“I TELL YOU, CAPTAIN, if that doc’s straight I’m crooked as a boomerang,” Herring said.
Pererro added: “It was a mighty slippery story to check out, sir.”
“And look, man—the knife, his story how he lost it.”
“Forget the knife!” Redmond exploded. “We don’t have the knife. We can’t prove the murder weapon was a surgical knife.”
“Yes, sir. All we got’s a might-have-been. And that’s the way his story checks out too. It might’ve been the way he told it to us this A.M. And then again it might not.”
“Let’s have it, point by point,” Redmond said. “Then you can add this to it.” He shoved the technical report on Corrales’s Chevrolet across the desk. Findings: negative.
Pererro gave Dr. Corrales’s statements, Herring the check-out on them.
“I was there (at the Eleventh Street Clinic) until eight o’clock.”
Herring: “Corroborated by Dr. Moore at the clinic. He came on duty when Corrales left. Corrales, by the way, didn’t join the clinic staff until two months ago.”
“Go on,” Redmond said.
“Las Palmas Restaurant on Fourteenth Street.”
“Dr. Corrales ate a full-course dinner, Mexican style. Nobody clocked him, but the waiter says it took an hour at the very least.”
“That’s nine fifteen, give a few minutes either way,” Redmond said. “Bradley had left his house by then.”
“Next stop,” Pererro said. “Misericordia Children’s Home, Lenox Avenue and 103rd Street.”
“A half-hour’s drive,” Redmond said. “A quarter to ten. Bradley was in Miss Russo’s vestibule.”
Herring said: “Miss Juanita Franco, age sixty-nine, on night duty at the children’s home, quote: ‘Dr. Corrales comes, he looks at the child, then he goes and calls the ambulance. Then he curses me for not doing it sooner. But I am not a doctor.’
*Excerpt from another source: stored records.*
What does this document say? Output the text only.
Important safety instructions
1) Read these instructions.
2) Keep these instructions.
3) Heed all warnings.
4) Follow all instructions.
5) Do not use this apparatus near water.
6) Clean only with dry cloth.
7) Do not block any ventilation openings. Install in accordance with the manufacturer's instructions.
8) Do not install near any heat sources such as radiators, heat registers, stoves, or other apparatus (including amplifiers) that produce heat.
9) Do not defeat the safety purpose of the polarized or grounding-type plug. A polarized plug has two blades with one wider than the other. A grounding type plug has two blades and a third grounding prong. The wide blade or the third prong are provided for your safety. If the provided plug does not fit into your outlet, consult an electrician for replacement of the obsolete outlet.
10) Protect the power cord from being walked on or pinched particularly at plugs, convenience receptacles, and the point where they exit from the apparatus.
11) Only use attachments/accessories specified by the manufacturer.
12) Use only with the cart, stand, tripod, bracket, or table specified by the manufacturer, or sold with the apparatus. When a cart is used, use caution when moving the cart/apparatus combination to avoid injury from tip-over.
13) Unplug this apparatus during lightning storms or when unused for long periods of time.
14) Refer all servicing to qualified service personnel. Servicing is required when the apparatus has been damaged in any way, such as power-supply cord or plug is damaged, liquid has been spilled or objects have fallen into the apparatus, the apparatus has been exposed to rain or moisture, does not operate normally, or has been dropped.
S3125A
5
“Question: ‘Did you go to the phone with the doctor?’
“Answer: ‘I stayed with the child.’
“‘So that you did not actually hear him make the call?’
“‘That is so.’
“Question: ‘What time did the doctor arrive, Miss Franco?’
“‘I do not remember. By eleven o’clock everybody was gone. I went back upstairs to clean the room.’”
Redmond grunted. “He was falling behind schedule, wasn’t he?”
Herring said: “The call for the ambulance was made at ten fifteen.”
Redmond said: “Bradley was dead by at least fifteen minutes.”
“The ambulance rolled at ten twenty. It took them eighteen minutes to get there.”
“Where’s the Reid Hospital?”
“On York Avenue.”
“But God’s teeth, man. The Harlem hospital is virtually next door to that orphanage.”
“Yes, sir,” Herring said. “They get more customers than most, but we checked, and Monday night they could have answered immediately if Corrales had called them. That child didn’t last the night, Captain. Maybe that’s why I’m on him. But I think he’s lying to us all the way.”
Redmond said: “All right. Let’s hear your version of what happened.”
“I got to start from the beginning. The doc says he picked up his car at the lumberyard. I say he walked to the restaurant straight from the clinic. The other boys picked up his car and used it to tail and pick up Bradley. Corrales had plenty of time to enjoy his dinner, man. He wasn’t needed at Miss Russo’s apartment until half-past nine. It was only a five-minutes walk. He did his ‘good deed’ there and drove his own car north. He was moving then, but he took time at Park and Sixty-fourth Street to throw Bradley’s wallet and briefcase in a mailbox. And here’s the thing, Captain: I say he called for the ambulance before he ever got to the orphanage. Maybe one of the other partners even called. Corrales must’ve known all day how sick that child was. He’d seen her in the morning.”
Redmond shook his head. “I’m not saying it couldn’t be that way, Wally. But we can’t use it, not without witnesses.”
“Give us time and we’ll get ’em. I swear we’ll get ’em.”
Redmond said: “Go on with Corrales’s story.”
“The rest checks out. The funeral parlor on 108th Street and the Liberation meeting. Just like he said.”
“It seems odd,” Redmond said, “when he was late for a meeting where he was scheduled to speak that he’d stop at a wake on the way.”
“I don’t think you exactly call it a wake, Captain.” Herring grinned. “This was one of the old-time Latin American revolutionaries, eighty-nine years old. He’s been here since 1927, but they’ve shipped him back to Mexico for burial.”
Redmond looked at him sharply. “When?”
Herring glanced at Pererro. They had in that small particular failed to check. “We’ll have to find out, sir.”
“Get onto it.”
The phone was ringing on Redmond’s desk when the two detectives left his office. When they reached the squadroom downstairs, the report was coming in on the killings in DePeyster Street.